It’s more than a serendipitous situation when a topic comes up in the same week that I am moved to write more about how it resonates with me. In the NYT Sunday (11/8/15 ) Opinion section by Paul Krugman, he writes “over a new paper by the economists Angus Deaton (who just won a Nobel) and Anne Case, showing that mortality among middle-aged white Americans has been rising since 1999.” [sic]
Since many of my associates and friends are in this state of despair as well as more than a couple of clients that I see, I think the economics, administrative data you read if you’re following this trend can be, at least as well documented, as Global Warming.
A friend at 66 after being without work for more than five years continues to get up early, opens his laptop and checks all of the job listings for something that looks familiar enough that he can apply to. After sending resumes’ by email, he will put his resume in various envelopes along with other specific information that is required and goes to the Post office to send those big envelopes off. In one week he may receive one phone call from a curious (not interested ) lower level employee asking him for the answers to questions that he had already sent off two weeks ago. He will then have a second cup of coffee and sit on the porch where he is glued to his phone searching for still more job positions that he may have missed. He has done this without fail seven days a week for the past five years, and is in a constant state of despair that reminds me of a modern-day Willy Loman from Arthur Millers; “Death of a Salesman”. When asked when he will stop, he replies “Not until I get a job”.
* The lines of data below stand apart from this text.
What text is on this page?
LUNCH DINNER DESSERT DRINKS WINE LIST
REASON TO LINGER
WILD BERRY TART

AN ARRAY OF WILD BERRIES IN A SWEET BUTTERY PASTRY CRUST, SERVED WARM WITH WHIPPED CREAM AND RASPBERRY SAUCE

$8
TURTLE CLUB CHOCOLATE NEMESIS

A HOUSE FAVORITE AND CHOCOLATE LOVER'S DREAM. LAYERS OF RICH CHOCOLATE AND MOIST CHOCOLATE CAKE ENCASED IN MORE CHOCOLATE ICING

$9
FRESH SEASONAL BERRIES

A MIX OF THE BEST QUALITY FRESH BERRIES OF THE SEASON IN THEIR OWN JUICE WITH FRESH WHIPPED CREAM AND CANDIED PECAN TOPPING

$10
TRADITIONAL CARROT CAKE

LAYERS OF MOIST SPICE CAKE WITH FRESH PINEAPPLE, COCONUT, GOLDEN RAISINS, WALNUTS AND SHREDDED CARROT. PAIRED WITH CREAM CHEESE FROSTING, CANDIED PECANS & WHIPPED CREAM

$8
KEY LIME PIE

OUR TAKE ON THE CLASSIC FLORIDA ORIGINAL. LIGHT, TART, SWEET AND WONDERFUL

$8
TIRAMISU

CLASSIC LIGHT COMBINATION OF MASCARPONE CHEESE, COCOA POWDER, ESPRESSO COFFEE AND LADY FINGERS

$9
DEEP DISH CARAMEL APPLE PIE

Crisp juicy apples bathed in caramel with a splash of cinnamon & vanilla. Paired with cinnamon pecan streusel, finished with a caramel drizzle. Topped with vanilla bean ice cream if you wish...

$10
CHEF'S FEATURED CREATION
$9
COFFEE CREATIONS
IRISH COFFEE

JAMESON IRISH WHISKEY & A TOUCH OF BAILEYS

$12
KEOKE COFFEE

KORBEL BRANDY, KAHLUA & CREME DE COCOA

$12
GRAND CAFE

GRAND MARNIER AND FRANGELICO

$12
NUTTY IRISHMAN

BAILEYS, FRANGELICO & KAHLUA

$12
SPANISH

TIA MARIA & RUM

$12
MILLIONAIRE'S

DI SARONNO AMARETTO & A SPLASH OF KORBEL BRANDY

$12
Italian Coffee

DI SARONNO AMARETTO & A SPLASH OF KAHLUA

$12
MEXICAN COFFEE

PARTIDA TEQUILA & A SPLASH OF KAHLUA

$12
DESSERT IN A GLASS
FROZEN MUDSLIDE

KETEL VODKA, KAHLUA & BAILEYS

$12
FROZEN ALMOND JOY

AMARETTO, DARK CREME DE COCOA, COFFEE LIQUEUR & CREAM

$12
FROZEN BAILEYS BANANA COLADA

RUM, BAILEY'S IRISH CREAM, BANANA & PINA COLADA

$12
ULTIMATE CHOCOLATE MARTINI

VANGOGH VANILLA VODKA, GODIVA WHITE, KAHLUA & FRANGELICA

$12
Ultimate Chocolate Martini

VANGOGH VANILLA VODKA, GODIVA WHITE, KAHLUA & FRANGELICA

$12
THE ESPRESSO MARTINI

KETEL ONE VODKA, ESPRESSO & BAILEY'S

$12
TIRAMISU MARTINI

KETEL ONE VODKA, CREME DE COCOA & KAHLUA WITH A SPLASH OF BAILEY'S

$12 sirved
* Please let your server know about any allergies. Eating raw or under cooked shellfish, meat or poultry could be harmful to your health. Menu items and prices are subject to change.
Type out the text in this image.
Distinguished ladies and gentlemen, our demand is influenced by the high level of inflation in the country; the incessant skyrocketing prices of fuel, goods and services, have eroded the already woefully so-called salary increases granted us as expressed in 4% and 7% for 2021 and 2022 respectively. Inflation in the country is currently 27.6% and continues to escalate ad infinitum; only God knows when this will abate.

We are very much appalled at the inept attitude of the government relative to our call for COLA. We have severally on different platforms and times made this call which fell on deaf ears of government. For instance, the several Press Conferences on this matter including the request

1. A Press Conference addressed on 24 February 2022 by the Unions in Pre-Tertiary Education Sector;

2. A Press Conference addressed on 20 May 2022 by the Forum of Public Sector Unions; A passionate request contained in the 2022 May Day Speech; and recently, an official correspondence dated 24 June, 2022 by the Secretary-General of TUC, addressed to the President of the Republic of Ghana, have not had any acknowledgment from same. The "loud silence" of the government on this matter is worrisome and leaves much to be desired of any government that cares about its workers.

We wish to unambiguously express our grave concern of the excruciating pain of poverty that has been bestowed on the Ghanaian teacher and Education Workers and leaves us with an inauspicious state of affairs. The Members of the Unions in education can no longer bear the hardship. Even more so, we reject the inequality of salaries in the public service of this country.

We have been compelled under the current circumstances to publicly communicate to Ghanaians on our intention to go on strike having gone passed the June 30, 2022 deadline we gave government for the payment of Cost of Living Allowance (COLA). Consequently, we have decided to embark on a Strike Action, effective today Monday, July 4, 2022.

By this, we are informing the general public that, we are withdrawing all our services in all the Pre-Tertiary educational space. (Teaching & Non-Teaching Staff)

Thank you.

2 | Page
A thirty-six-year-old woman was sitting next to me on my flight from Oakland, where I had attended a conference on the Future of California NonProfits. I noticed her studying what was obvious to me, the test for a Social Work degree. I commented that it had taken me up to four tries, being more right brain than left, to show that I knew what I was doing to practice in the Mental Health field. She was obviously stressed but needed to talk, so I listened. At thirty-six, she had received her Masters, but without taking the test could not practice, and had been buried at an internship at Children & Family Services for the past five years. She was exhausted and had injured her elbow from a bike injury and was on her way to visit a college friend who was getting married in Hawaii. I didn’t need to push her to confide for she had closed her book and gave in to the neck cushion that surrounded her head. ” I froze my eggs a few months ago. I don’t know what I’m doing, but I’m not happy. I thought….” She went on to say what so few her age are afraid to say, that she was still finding herself, and that, no, working ten-hour days with foster children and their families was not her passion. “I’ll never have what my parents have; house, a savings and a couple of children.” I couldn’t help but be moved by the “matter of fact” way she reported all this. At thirty-six, she appeared just as depressed as my sixty-six-year-old friend.